Lithium Alumni (Retired) Lithium Alumni (Retired)
Lithium Alumni (Retired)

 Hello @zachm,


Thx you for taking the time to ask a question.


The answer is yes. It will affect your CHI score. Specifically it affects your liveliness health factor. By having more boards that are not used regularly, you are diluting your communities contribution and give spectators a perception of inactivity (i.e. lower liveliness). If you are interested, I recommend you follow the link and read more about the liveliness health factor and what it is intended to measure.


Alright, I hope I answer your question. And if you (or anyone) have anymore questions, please keep them coming. All questions are welcome.


See you next time.


Occasional Contributor
Occasional Contributor

I love the idea of CHI, but have always struggled with what it really means. Is our score good? How do we compare versus other communities? How do we compare against other telco's? Without giving away the names of the communities, is this something that Lithium would consider sharing? Or for those with a comptitive edge like me, maybe you could publish a CHI Leaderboard?

Lithium Alumni (Retired) Lithium Alumni (Retired)
Lithium Alumni (Retired)

Hello @lushous3


Thank you for the question.


Under the original CHI algorithm, the average score is 500. A score between 400 to 650 is good, above 650 is great and below 400 is unhealthy. However due to the recent algorithm change, these distribution may change, I am collecting the data to understand the population behavior of the new algorithm. And I will publish another blog on that subject in part 3 (coming soon).

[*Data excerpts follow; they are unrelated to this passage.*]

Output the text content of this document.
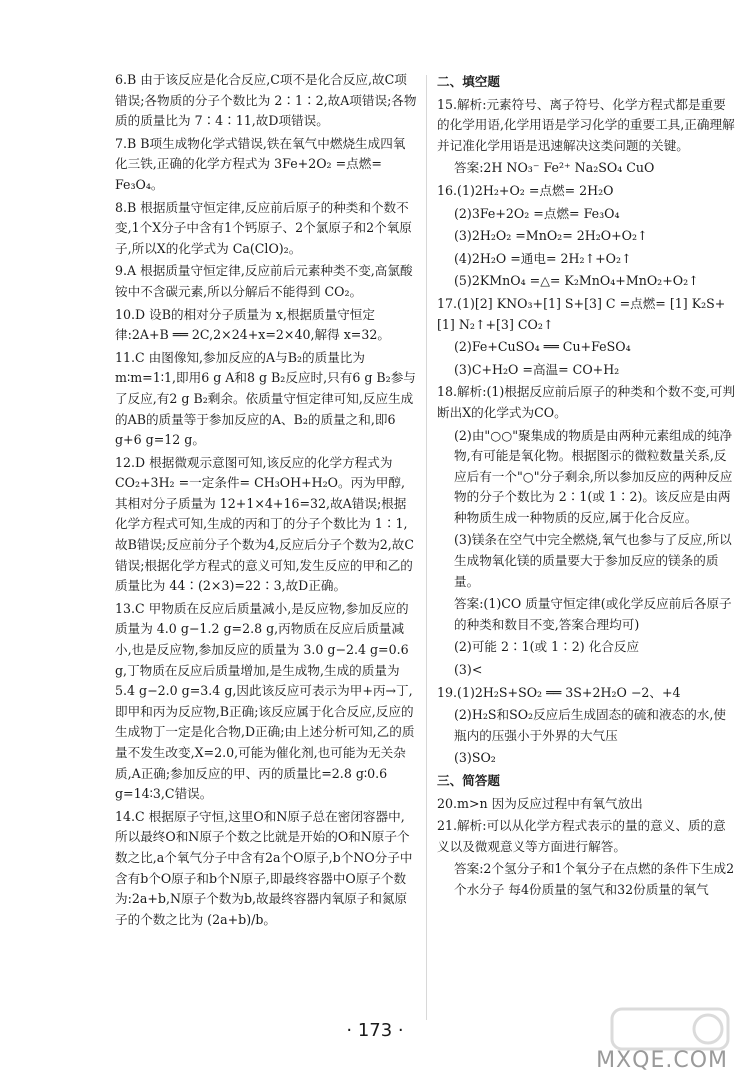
6.B 由于该反应是化合反应,C项不是化合反应,故C项错误;各物质的分子个数比为 2∶1∶2,故A项错误;各物质的质量比为 7∶4∶11,故D项错误。

7.B B项生成物化学式错误,铁在氧气中燃烧生成四氧化三铁,正确的化学方程式为 3Fe+2O₂ =点燃= Fe₃O₄。

8.B 根据质量守恒定律,反应前后原子的种类和个数不变,1个X分子中含有1个钙原子、2个氯原子和2个氧原子,所以X的化学式为 Ca(ClO)₂。

9.A 根据质量守恒定律,反应前后元素种类不变,高氯酸铵中不含碳元素,所以分解后不能得到 CO₂。

10.D 设B的相对分子质量为 x,根据质量守恒定律:2A+B ══ 2C,2×24+x=2×40,解得 x=32。

11.C 由图像知,参加反应的A与B₂的质量比为 m∶m=1∶1,即用6 g A和8 g B₂反应时,只有6 g B₂参与了反应,有2 g B₂剩余。依质量守恒定律可知,反应生成的AB的质量等于参加反应的A、B₂的质量之和,即6 g+6 g=12 g。

12.D 根据微观示意图可知,该反应的化学方程式为 CO₂+3H₂ =一定条件= CH₃OH+H₂O。丙为甲醇,其相对分子质量为 12+1×4+16=32,故A错误;根据化学方程式可知,生成的丙和丁的分子个数比为 1∶1,故B错误;反应前分子个数为4,反应后分子个数为2,故C错误;根据化学方程式的意义可知,发生反应的甲和乙的质量比为 44∶(2×3)=22∶3,故D正确。

13.C 甲物质在反应后质量减小,是反应物,参加反应的质量为 4.0 g−1.2 g=2.8 g,丙物质在反应后质量减小,也是反应物,参加反应的质量为 3.0 g−2.4 g=0.6 g,丁物质在反应后质量增加,是生成物,生成的质量为 5.4 g−2.0 g=3.4 g,因此该反应可表示为甲+丙→丁,即甲和丙为反应物,B正确;该反应属于化合反应,反应的生成物丁一定是化合物,D正确;由上述分析可知,乙的质量不发生改变,X=2.0,可能为催化剂,也可能为无关杂质,A正确;参加反应的甲、丙的质量比=2.8 g∶0.6 g=14∶3,C错误。

14.C 根据原子守恒,这里O和N原子总在密闭容器中,所以最终O和N原子个数之比就是开始的O和N原子个数之比,a个氧气分子中含有2a个O原子,b个NO分子中含有b个O原子和b个N原子,即最终容器中O原子个数为:2a+b,N原子个数为b,故最终容器内氧原子和氮原子的个数之比为 (2a+b)/b。

二、填空题

15.解析:元素符号、离子符号、化学方程式都是重要的化学用语,化学用语是学习化学的重要工具,正确理解并记准化学用语是迅速解决这类问题的关键。

答案:2H NO₃⁻ Fe²⁺ Na₂SO₄ CuO

16.(1)2H₂+O₂ =点燃= 2H₂O

(2)3Fe+2O₂ =点燃= Fe₃O₄

(3)2H₂O₂ =MnO₂= 2H₂O+O₂↑

(4)2H₂O =通电= 2H₂↑+O₂↑

(5)2KMnO₄ =△= K₂MnO₄+MnO₂+O₂↑

17.(1)[2] KNO₃+[1] S+[3] C =点燃= [1] K₂S+[1] N₂↑+[3] CO₂↑

(2)Fe+CuSO₄ ══ Cu+FeSO₄

(3)C+H₂O =高温= CO+H₂

18.解析:(1)根据反应前后原子的种类和个数不变,可判断出X的化学式为CO。

(2)由"○○"聚集成的物质是由两种元素组成的纯净物,有可能是氧化物。根据图示的微粒数量关系,反应后有一个"○"分子剩余,所以参加反应的两种反应物的分子个数比为 2∶1(或 1∶2)。该反应是由两种物质生成一种物质的反应,属于化合反应。

(3)镁条在空气中完全燃烧,氧气也参与了反应,所以生成物氧化镁的质量要大于参加反应的镁条的质量。

答案:(1)CO 质量守恒定律(或化学反应前后各原子的种类和数目不变,答案合理均可)

(2)可能 2∶1(或 1∶2) 化合反应

(3)<

19.(1)2H₂S+SO₂ ══ 3S+2H₂O −2、+4

(2)H₂S和SO₂反应后生成固态的硫和液态的水,使瓶内的压强小于外界的大气压

(3)SO₂

三、简答题

20.m>n 因为反应过程中有氧气放出

21.解析:可以从化学方程式表示的量的意义、质的意义以及微观意义等方面进行解答。

答案:2个氢分子和1个氧分子在点燃的条件下生成2个水分子 每4份质量的氢气和32份质量的氧气

· 173 ·
MXQE.COM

In terms of how you benchmark against other communities, or other telco's, have a look at part 2 of this post, which has just been published yesterday. A leaderboard without name is actually not that useful, b/c other people won't know who's on it, and even people who are on it won't know it either. But we will have a benchmark feature coming soon. So check out part 2. Love to hear your thoughts on that.


See you at the comment section of part 2.